Stopped blacks are 76% more likely to be searched, and stopped Latinos are 16% more likely to be searched than stopped whites.
Stopped blacks are 29% more likely to be arrested, and stopped Latinos are 32% more likely to be arrested than stopped whites.
Now consider this: Although stopped blacks were 127% more likely to be frisked than stopped whites, they were 42.3% less likely to be found with a weapon after they were frisked, 25% less likely to be found with drugs and 33% less likely to be found with other contraband. We found similar patterns for Latinos.
Not only did we find that African Americans and Latinos were subjected to more stops, frisks, searches and arrests than whites, we also found that these additional police actions aren’t because of the fact that people of color live in higher-crime areas or because they more often carry drugs or weapons, or any other legitimate reason that we can discern from the rich set of data we examined.
The LAPD, of course, is using the study as an impetus for much needed reform hotly contesting the validity of the numbers. Some of their objections are methodological, ones I think Prof. Ayres dispatches quite handily.

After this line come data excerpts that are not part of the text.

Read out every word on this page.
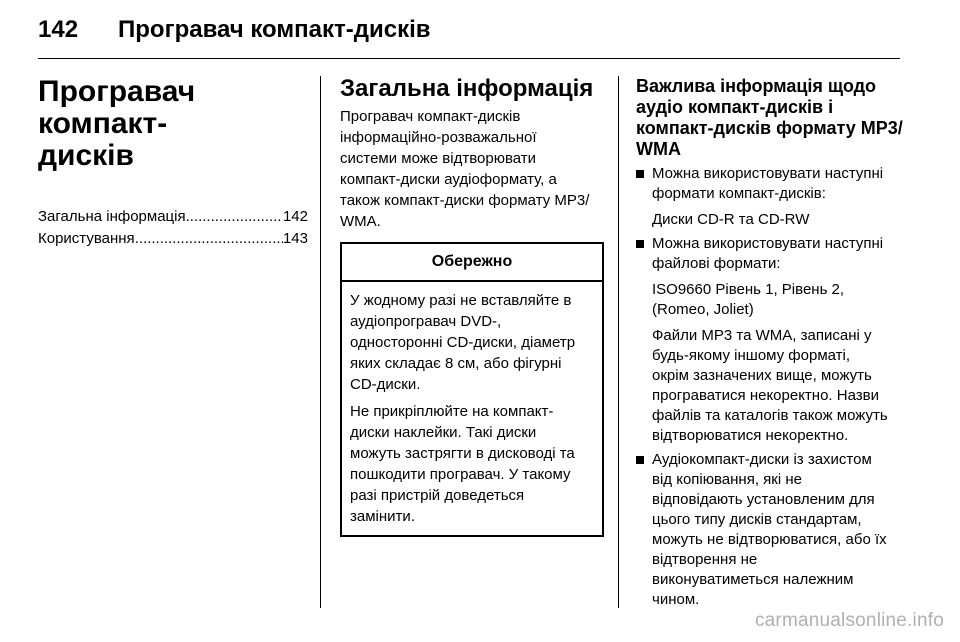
142 Програвач компакт-дисків
Програвач компакт-
дисків
Загальна інформація .....	142
Користування .....	143
Загальна інформація
Програвач компакт-дисків
інформаційно-розважальної
системи може відтворювати
компакт-диски аудіоформату, а
також компакт-диски формату MP3/
WMA.
Обережно

У жодному разі не вставляйте в
аудіопрогравач DVD-,
односторонні CD-диски, діаметр
яких складає 8 см, або фігурні
CD-диски.

Не прикріплюйте на компакт-
диски наклейки. Такі диски
можуть застрягти в дисководі та
пошкодити програвач. У такому
разі пристрій доведеться
замінити.

Важлива інформація щодо
аудіо компакт-дисків і
компакт-дисків формату MP3/
WMA

Можна використовувати наступні
формати компакт-дисків:

Диски CD-R та CD-RW

Можна використовувати наступні
файлові формати:

ISO9660 Рівень 1, Рівень 2,
(Romeo, Joliet)

Файли MP3 та WMA, записані у
будь-якому іншому форматі,
окрім зазначених вище, можуть
програватися некоректно. Назви
файлів та каталогів також можуть
відтворюватися некоректно.

Аудіокомпакт-диски із захистом
від копіювання, які не
відповідають установленим для
цього типу дисків стандартам,
можуть не відтворюватися, або їх
відтворення не
виконуватиметься належним
чином.

carmanualsonline.info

But several betray a fundamental misunderstanding of what this sort of finding means, and demonstrates how the “are you calling me a racist!?!!?” reaction acts to stifle really important and necessary discussions.

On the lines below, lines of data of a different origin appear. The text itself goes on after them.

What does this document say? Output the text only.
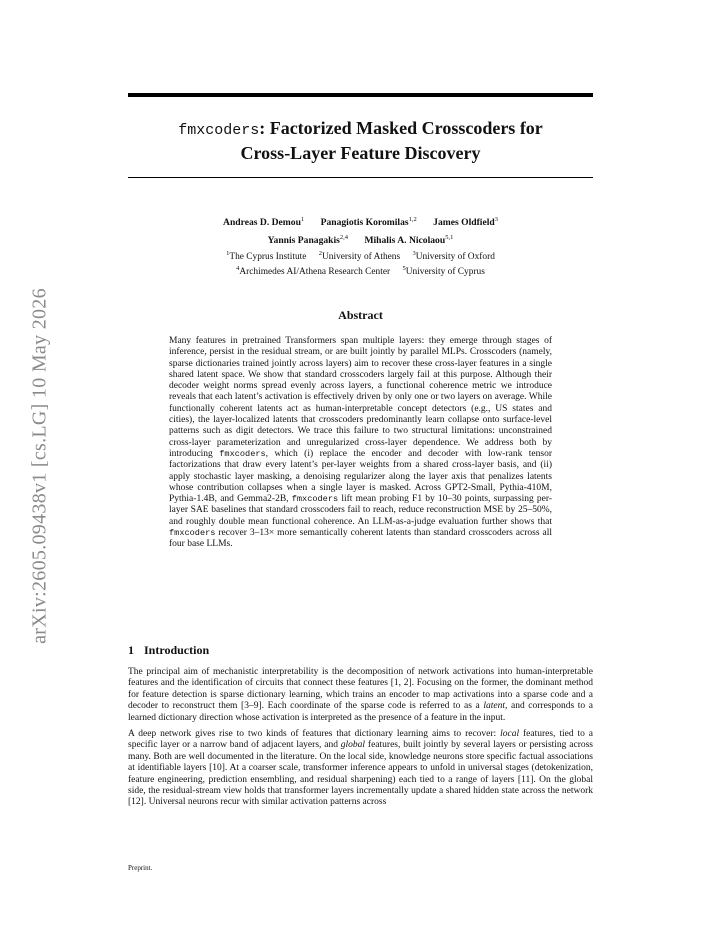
arXiv:2605.09438v1 [cs.LG] 10 May 2026
fmxcoders: Factorized Masked Crosscoders for
Cross-Layer Feature Discovery
Andreas D. Demou$^1$ Panagiotis Koromilas$^{1,2}$ James Oldfield$^3$
Yannis Panagakis$^{2,4}$ Mihalis A. Nicolaou$^{5,1}$
$^1$The Cyprus Institute $^2$University of Athens $^3$University of Oxford
$^4$Archimedes AI/Athena Research Center $^5$University of Cyprus
Abstract
Many features in pretrained Transformers span multiple layers: they emerge through stages of inference, persist in the residual stream, or are built jointly by parallel MLPs. Crosscoders (namely, sparse dictionaries trained jointly across layers) aim to recover these cross-layer features in a single shared latent space. We show that standard crosscoders largely fail at this purpose. Although their decoder weight norms spread evenly across layers, a functional coherence metric we introduce reveals that each latent’s activation is effectively driven by only one or two layers on average. While functionally coherent latents act as human-interpretable concept detectors (e.g., US states and cities), the layer-localized latents that crosscoders predominantly learn collapse onto surface-level patterns such as digit detectors. We trace this failure to two structural limitations: unconstrained cross-layer parameterization and unregularized cross-layer dependence. We address both by introducing fmxcoders, which (i) replace the encoder and decoder with low-rank tensor factorizations that draw every latent’s per-layer weights from a shared cross-layer basis, and (ii) apply stochastic layer masking, a denoising regularizer along the layer axis that penalizes latents whose contribution collapses when a single layer is masked. Across GPT2-Small, Pythia-410M, Pythia-1.4B, and Gemma2-2B, fmxcoders lift mean probing F1 by 10–30 points, surpassing per-layer SAE baselines that standard crosscoders fail to reach, reduce reconstruction MSE by 25–50%, and roughly double mean functional coherence. An LLM-as-a-judge evaluation further shows that fmxcoders recover 3–13× more semantically coherent latents than standard crosscoders across all four base LLMs.
1 Introduction

The principal aim of mechanistic interpretability is the decomposition of network activations into human-interpretable features and the identification of circuits that connect these features [1, 2]. Focusing on the former, the dominant method for feature detection is sparse dictionary learning, which trains an encoder to map activations into a sparse code and a decoder to reconstruct them [3–9]. Each coordinate of the sparse code is referred to as a latent, and corresponds to a learned dictionary direction whose activation is interpreted as the presence of a feature in the input.

A deep network gives rise to two kinds of features that dictionary learning aims to recover: local features, tied to a specific layer or a narrow band of adjacent layers, and global features, built jointly by several layers or persisting across many. Both are well documented in the literature. On the local side, knowledge neurons store specific factual associations at identifiable layers [10]. At a coarser scale, transformer inference appears to unfold in universal stages (detokenization, feature engineering, prediction ensembling, and residual sharpening) each tied to a range of layers [11]. On the global side, the residual-stream view holds that transformer layers incrementally update a shared hidden state across the network [12]. Universal neurons recur with similar activation patterns across

Preprint.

The police representatives say, basically, that the study is flawed because a) it does not account for the race of the stopping officer and b) data cannot tell us what individual officers are thinking when they make any given decision to stop or frisk a suspect. Both of these objections operate from the same basic thought, which is basically that the purported conclusion of this report is that the LAPD is racist, that racism is purely a function of the state of mind of a particular actor, and that raw data can’t provide that information and in any event it is patently absurd to think that, say, Black officers have racist views towards other Blacks.

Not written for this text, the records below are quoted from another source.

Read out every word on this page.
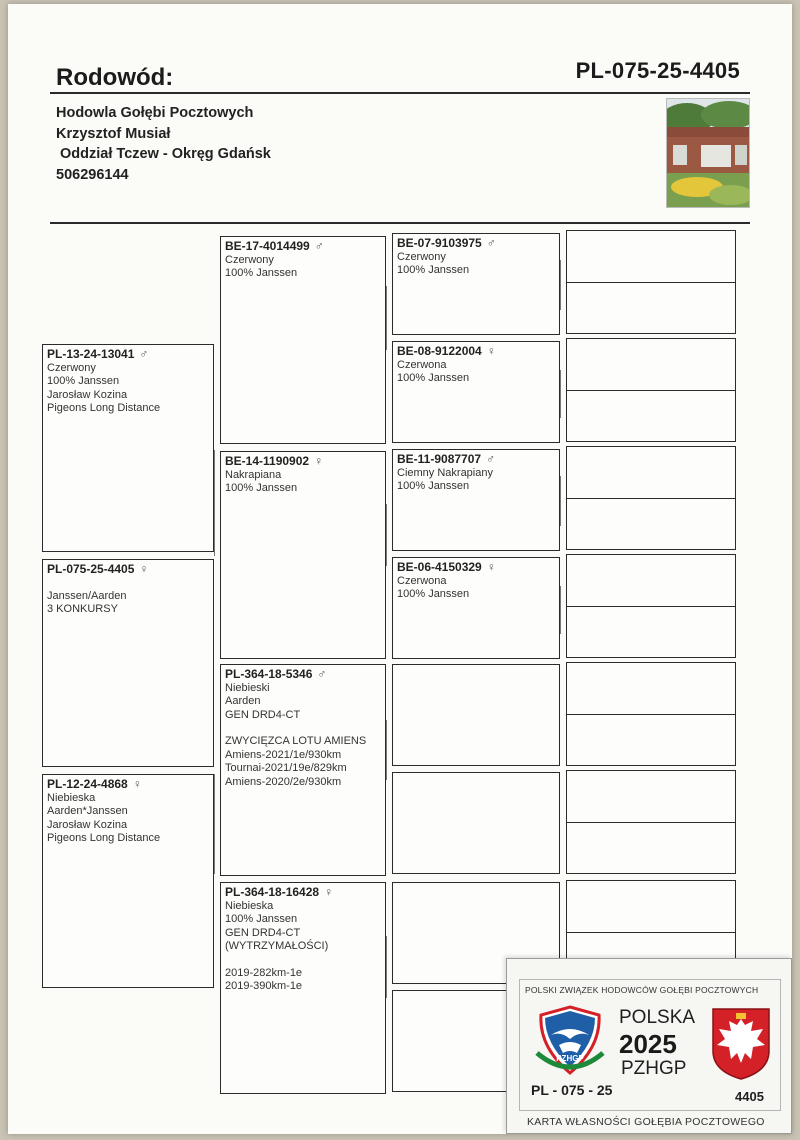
Rodowód:	PL-075-25-4405
Hodowla Gołębi Pocztowych
Krzysztof Musiał
Oddział Tczew - Okręg Gdańsk
506296144
PL-13-24-13041 ♂
Czerwony
100% Janssen
Jarosław Kozina
Pigeons Long Distance
PL-075-25-4405 ♀
Janssen/Aarden
3 KONKURSY
PL-12-24-4868 ♀
Niebieska
Aarden*Janssen
Jarosław Kozina
Pigeons Long Distance
BE-17-4014499 ♂
Czerwony
100% Janssen
BE-14-1190902 ♀
Nakrapiana
100% Janssen
PL-364-18-5346 ♂
Niebieski
Aarden
GEN DRD4-CT
ZWYCIĘZCA LOTU AMIENS
Amiens-2021/1e/930km
Tournai-2021/19e/829km
Amiens-2020/2e/930km
PL-364-18-16428 ♀
Niebieska
100% Janssen
GEN DRD4-CT
(WYTRZYMAŁOŚCI)
2019-282km-1e
2019-390km-1e
BE-07-9103975 ♂
Czerwony
100% Janssen
BE-08-9122004 ♀
Czerwona
100% Janssen
BE-11-9087707 ♂
Ciemny Nakrapiany
100% Janssen
BE-06-4150329 ♀
Czerwona
100% Janssen
POLSKI ZWIĄZEK HODOWCÓW GOŁĘBI POCZTOWYCH
PZHGP
POLSKA
2025
PZHGP
PL - 075 - 25	4405
KARTA WŁASNOŚCI GOŁĘBIA POCZTOWEGO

Now, Prof. Ayres said that he did, actually, find that the racial disparities in rates of arrest did fall somewhat when at least one of the arresting officers was of the same race as the suspect. This, he points out, is bad news, because it indicates that the disparities may be attributable to racial bias. But, he goes further, that really isn’t the point of the study — it makes no claim as to the state of mind of any or all of the arresting officers. The point is to demonstrate that, whatever is driving the policing policies in Los Angeles, they are falling on Black and Latino persons far more than can be at all justified by legitimate policing goals. That’s a problem regardless of what is in brains of the officers when they are making the decisions, and regardless of what race the arresting officer is.
What Prof. Ayres research shows, if anything, is that intention is not a necessary component to demonstrating a racially unjust distribution of effects. Responding to this type of data with flailing assertions about it’s all meaningless because intent is missing prevents these really rather simple insights from getting into the public consciousness. I might say that intent or foreseeability is a component of moral culpability, and without knowing the state of mind of any individual LAPD officer I cannot justly label them bad persons. But showing that the systematic distribution of effects is improperly skewed so as to unfairly burden certain racial groups is sufficient to show that an injustice is present, and impel upon society a duty to rectify it.